İnsan çoğu zaman kendi gölgesinden kaçar. Küçükken hayatta kalmak için öğrendiği şeyler, büyüyünce içsel zincirlere dönüşür. Bir çocuğun annesinin sevgisini kaybetmemek için “ben kötü bir çocuğum” demesiyle başlayan bu iç diyalog, yıllar sonra yetişkin bir kadının “benimle böyle konuşması normal, hak ediyorum” demesiyle devam eder. Sevgi uğruna kendini inkâr etmek, varoluşun görünmeyen bedellerinden biridir.
Şema Terapi kuramcısı Jeffrey Young’a göre bu tür kalıplar, çocuklukta karşılanmayan duygusal ihtiyaçların sonucunda oluşur. Zihnin güvenlik arayışı, gerçeği çarpıtma pahasına bile olsa bir düzen kurmaya çalışır. Ancak bu düzen, zamanla kişiyi içeriden tüketen bir hapishaneye dönüşebilir. Bir danışanım, uzun yıllar süren sevgisiz bir evliliği, “benim sınavım bu” diyerek sürdürmüştü. Seanslarda kendini defalarca haklı göstermeye çalıştı. Her defasında “çocuklarım için dayanıyorum” dedi. Ama bir gün, gözyaşları içinde sessizce şunu söyledi: “Kendi hayatımı sevmediğim için çocuklarımınkini de boğuyorum.” O anda bir şey kırıldı. Ve tam da o kırılma anında, Viktor Frankl’ın sözleri geldi aklıma: “İnsanı şartlar değil, şartlara verdiği anlam kurtarır ya da yok eder.”
Gerçekle yüzleşmek kolay değildir. Çoğu zaman bir devrimi çağırır. Bazen kişi tüm hayatını yeniden inşa etmek zorunda kalabilir. Ama en büyük cesaret, başkalarına değil, kendine karşı dürüst olabilmektir. İnsan, en çok kendi içindeki sessizlikle yüzleşmekten korkar. Çünkü orada, yıllarca bastırılmış duygular, inkâr edilmiş arzular, susturulmuş ihtiyaçlar vardır. Ama aynı sessizlikte, iyileşmenin de tohumu saklıdır.

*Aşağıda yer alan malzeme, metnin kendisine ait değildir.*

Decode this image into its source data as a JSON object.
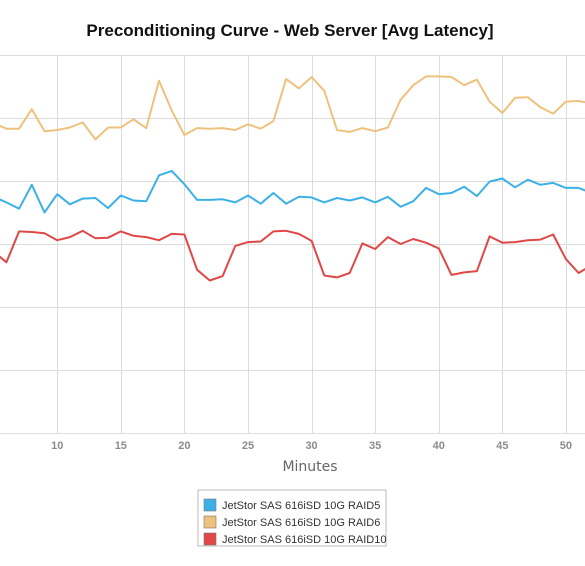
{
  "chart_data": {
    "type": "line",
    "title": "Preconditioning Curve - Web Server [Avg Latency]",
    "xlabel": "Minutes",
    "ylabel": "",
    "xlim": [
      5.5,
      51.5
    ],
    "ylim": [
      0,
      6
    ],
    "x_ticks": [
      10,
      15,
      20,
      25,
      30,
      35,
      40,
      45,
      50
    ],
    "grid": true,
    "legend_position": "bottom-center",
    "x": [
      5,
      6,
      7,
      8,
      9,
      10,
      11,
      12,
      13,
      14,
      15,
      16,
      17,
      18,
      19,
      20,
      21,
      22,
      23,
      24,
      25,
      26,
      27,
      28,
      29,
      30,
      31,
      32,
      33,
      34,
      35,
      36,
      37,
      38,
      39,
      40,
      41,
      42,
      43,
      44,
      45,
      46,
      47,
      48,
      49,
      50,
      51,
      52
    ],
    "series": [
      {
        "name": "JetStor SAS 616iSD 10G RAID5",
        "color": "#3cb1e8",
        "values": [
          3.75,
          3.66,
          3.56,
          3.94,
          3.5,
          3.79,
          3.63,
          3.72,
          3.73,
          3.57,
          3.77,
          3.69,
          3.68,
          4.09,
          4.16,
          3.95,
          3.7,
          3.7,
          3.71,
          3.66,
          3.77,
          3.64,
          3.81,
          3.64,
          3.75,
          3.74,
          3.66,
          3.73,
          3.69,
          3.74,
          3.66,
          3.75,
          3.59,
          3.68,
          3.89,
          3.79,
          3.81,
          3.91,
          3.76,
          3.99,
          4.04,
          3.9,
          4.02,
          3.94,
          3.97,
          3.89,
          3.89,
          3.81
        ]
      },
      {
        "name": "JetStor SAS 616iSD 10G RAID6",
        "color": "#eec27e",
        "values": [
          4.92,
          4.83,
          4.83,
          5.14,
          4.79,
          4.81,
          4.85,
          4.93,
          4.66,
          4.85,
          4.85,
          4.98,
          4.84,
          5.59,
          5.12,
          4.73,
          4.84,
          4.83,
          4.84,
          4.81,
          4.9,
          4.83,
          4.95,
          5.62,
          5.47,
          5.65,
          5.43,
          4.81,
          4.78,
          4.84,
          4.79,
          4.85,
          5.29,
          5.52,
          5.66,
          5.66,
          5.65,
          5.52,
          5.61,
          5.26,
          5.08,
          5.32,
          5.33,
          5.17,
          5.07,
          5.26,
          5.27,
          5.23
        ]
      },
      {
        "name": "JetStor SAS 616iSD 10G RAID10",
        "color": "#e04848",
        "values": [
          2.88,
          2.71,
          3.2,
          3.19,
          3.17,
          3.06,
          3.11,
          3.21,
          3.09,
          3.1,
          3.2,
          3.13,
          3.11,
          3.06,
          3.16,
          3.15,
          2.59,
          2.42,
          2.49,
          2.97,
          3.03,
          3.04,
          3.2,
          3.21,
          3.16,
          3.05,
          2.5,
          2.47,
          2.54,
          3.01,
          2.92,
          3.11,
          3.0,
          3.08,
          3.02,
          2.93,
          2.51,
          2.55,
          2.57,
          3.12,
          3.02,
          3.03,
          3.06,
          3.07,
          3.15,
          2.76,
          2.54,
          2.66
        ]
      }
    ]
  }
}
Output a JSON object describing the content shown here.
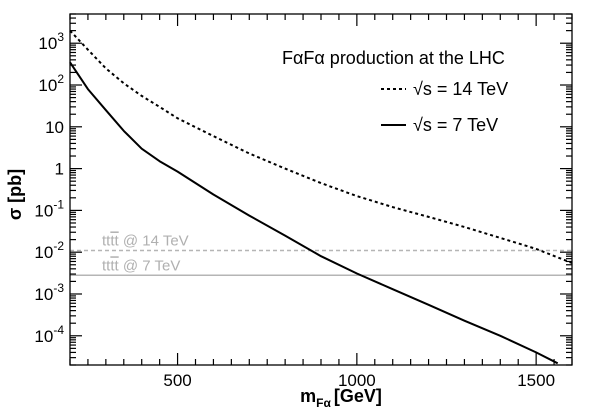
{
  "chart_data": {
    "type": "line",
    "title": "FαFα production at the LHC",
    "xlabel": "m",
    "xlabel_sub": "Fα",
    "xlabel_unit": "[GeV]",
    "ylabel": "σ [pb]",
    "xlim": [
      200,
      1600
    ],
    "ylim": [
      2e-05,
      5000
    ],
    "yscale": "log",
    "grid": false,
    "legend_position": "top-right",
    "x_ticks": [
      500,
      1000,
      1500
    ],
    "x_tick_labels": [
      "500",
      "1000",
      "1500"
    ],
    "y_ticks": [
      0.0001,
      0.001,
      0.01,
      0.1,
      1,
      10,
      100,
      1000
    ],
    "y_tick_labels": [
      {
        "base": "10",
        "exp": "-4"
      },
      {
        "base": "10",
        "exp": "-3"
      },
      {
        "base": "10",
        "exp": "-2"
      },
      {
        "base": "10",
        "exp": "-1"
      },
      {
        "base": "1",
        "exp": ""
      },
      {
        "base": "10",
        "exp": ""
      },
      {
        "base": "10",
        "exp": "2"
      },
      {
        "base": "10",
        "exp": "3"
      }
    ],
    "series": [
      {
        "name": "√s = 14 TeV",
        "style": "dotted",
        "color": "#000000",
        "x": [
          200,
          250,
          300,
          350,
          400,
          450,
          500,
          600,
          700,
          800,
          900,
          1000,
          1100,
          1200,
          1300,
          1400,
          1500,
          1600
        ],
        "y": [
          2000,
          700,
          250,
          110,
          55,
          30,
          16,
          6,
          2.3,
          1,
          0.45,
          0.22,
          0.12,
          0.07,
          0.04,
          0.022,
          0.012,
          0.0055
        ]
      },
      {
        "name": "√s = 7 TeV",
        "style": "solid",
        "color": "#000000",
        "x": [
          200,
          250,
          300,
          350,
          400,
          450,
          500,
          600,
          700,
          800,
          900,
          1000,
          1100,
          1200,
          1300,
          1400,
          1500,
          1560
        ],
        "y": [
          350,
          80,
          25,
          8,
          3,
          1.5,
          0.85,
          0.24,
          0.075,
          0.025,
          0.008,
          0.0031,
          0.0013,
          0.00055,
          0.00023,
          0.0001,
          4e-05,
          2.2e-05
        ]
      }
    ],
    "reference_lines": [
      {
        "label_pre": "tt",
        "label_bar": "tt",
        "label_post": " @ 14 TeV",
        "y": 0.011,
        "style": "dashed",
        "color": "#b5b5b5"
      },
      {
        "label_pre": "tt",
        "label_bar": "tt",
        "label_post": " @ 7 TeV",
        "y": 0.0028,
        "style": "solid",
        "color": "#b5b5b5"
      }
    ]
  }
}
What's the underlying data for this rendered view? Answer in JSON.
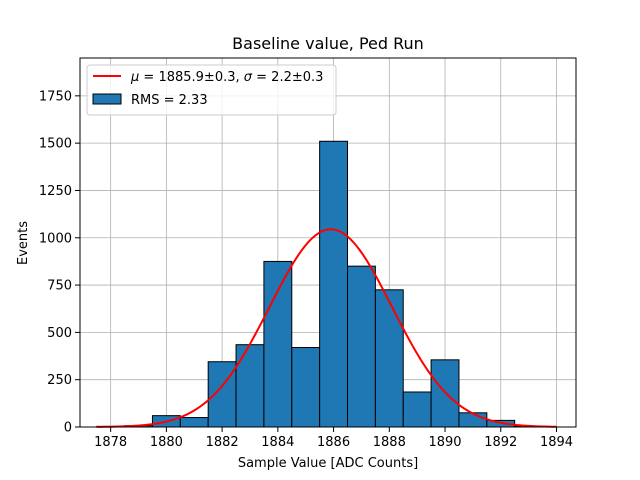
{
  "chart_data": {
    "type": "bar",
    "title": "Baseline value, Ped Run",
    "xlabel": "Sample Value [ADC Counts]",
    "ylabel": "Events",
    "xlim": [
      1876.9,
      1894.7
    ],
    "ylim": [
      0,
      1950
    ],
    "xticks": [
      1878,
      1880,
      1882,
      1884,
      1886,
      1888,
      1890,
      1892,
      1894
    ],
    "yticks": [
      0,
      250,
      500,
      750,
      1000,
      1250,
      1500,
      1750
    ],
    "grid": true,
    "legend_position": "top-left",
    "bin_edges": [
      1877.5,
      1878.5,
      1879.5,
      1880.5,
      1881.5,
      1882.5,
      1883.5,
      1884.5,
      1885.5,
      1886.5,
      1887.5,
      1888.5,
      1889.5,
      1890.5,
      1891.5,
      1892.5,
      1893.5
    ],
    "counts": [
      3,
      7,
      60,
      50,
      345,
      435,
      875,
      420,
      1510,
      850,
      725,
      185,
      355,
      75,
      35,
      5
    ],
    "histogram": {
      "name": "RMS = 2.33",
      "color": "#1f77b4",
      "edgecolor": "#000000"
    },
    "fit": {
      "name": "μ = 1885.9±0.3, σ = 2.2±0.3",
      "color": "#ff0000",
      "mu": 1885.9,
      "sigma": 2.2,
      "amplitude": 1045,
      "x_range": [
        1877.5,
        1894
      ]
    }
  },
  "legend": {
    "fit_label_mu": "μ",
    "fit_label_rest_a": " = 1885.9±0.3, ",
    "fit_label_sigma": "σ",
    "fit_label_rest_b": " = 2.2±0.3",
    "hist_label": "RMS = 2.33"
  }
}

Nörobilimci Dan Siegel’a göre beyin, travma anlarında duygusal bilgiyi işleyemez hale gelir; bu da bireyin olaylara yabancılaşmasına neden olur. Gerçeği inkâr etmek, bir çeşit hayatta kalma stratejisidir. Ancak zamanla kişi kendi hikâyesinin seyircisine dönüşür. Karen Horney, bu durumu şöyle açıklar: “Kendimize yabancılaşmamız, gerçek benliğimizle değil; toplumsal rollerimizle özdeşleşmemizden doğar.” Kişi, başkalarının beklentilerine göre şekillenirken kendi iç sesini kaybeder.
Ama iyileşme de bu kayıptan başlar. Gerçekle yüzleşmek, her zaman büyük kırılmalarla olmak zorunda değildir. Bazen bir iç sorguyla başlar. “Ben buna gerçekten inanıyor muyum?” diye sormakla… Ya da sadece susup dinleyerek… İçimizde sakladığımız ses, bazen sadece duyulmayı bekler.
Eğer bu satırları okurken bir şeyler kıpırdadıysa içinde, belki de şu soruyla başlayabilirsin: “Bugün kendime hangi gerçeği söylemeye hazırım?” Kendine yalan söylemek seni kötü biri yapmaz. Ama o yalanlarda uzun süre kalmak, seni kendine yabancılaştırır. Ve bu yabancılaşma, insanın en sessiz tükenişidir.
“Kendini tanımak, tüm bilgeliğin başlangıcıdır.”
— Sokrates
Ve bazen bu tanıma, aynaya bakıp şöyle demeyi gerektirir:
“Ben sana uzun zaman yalan söyledim. Ama artık duymaya hazırım.”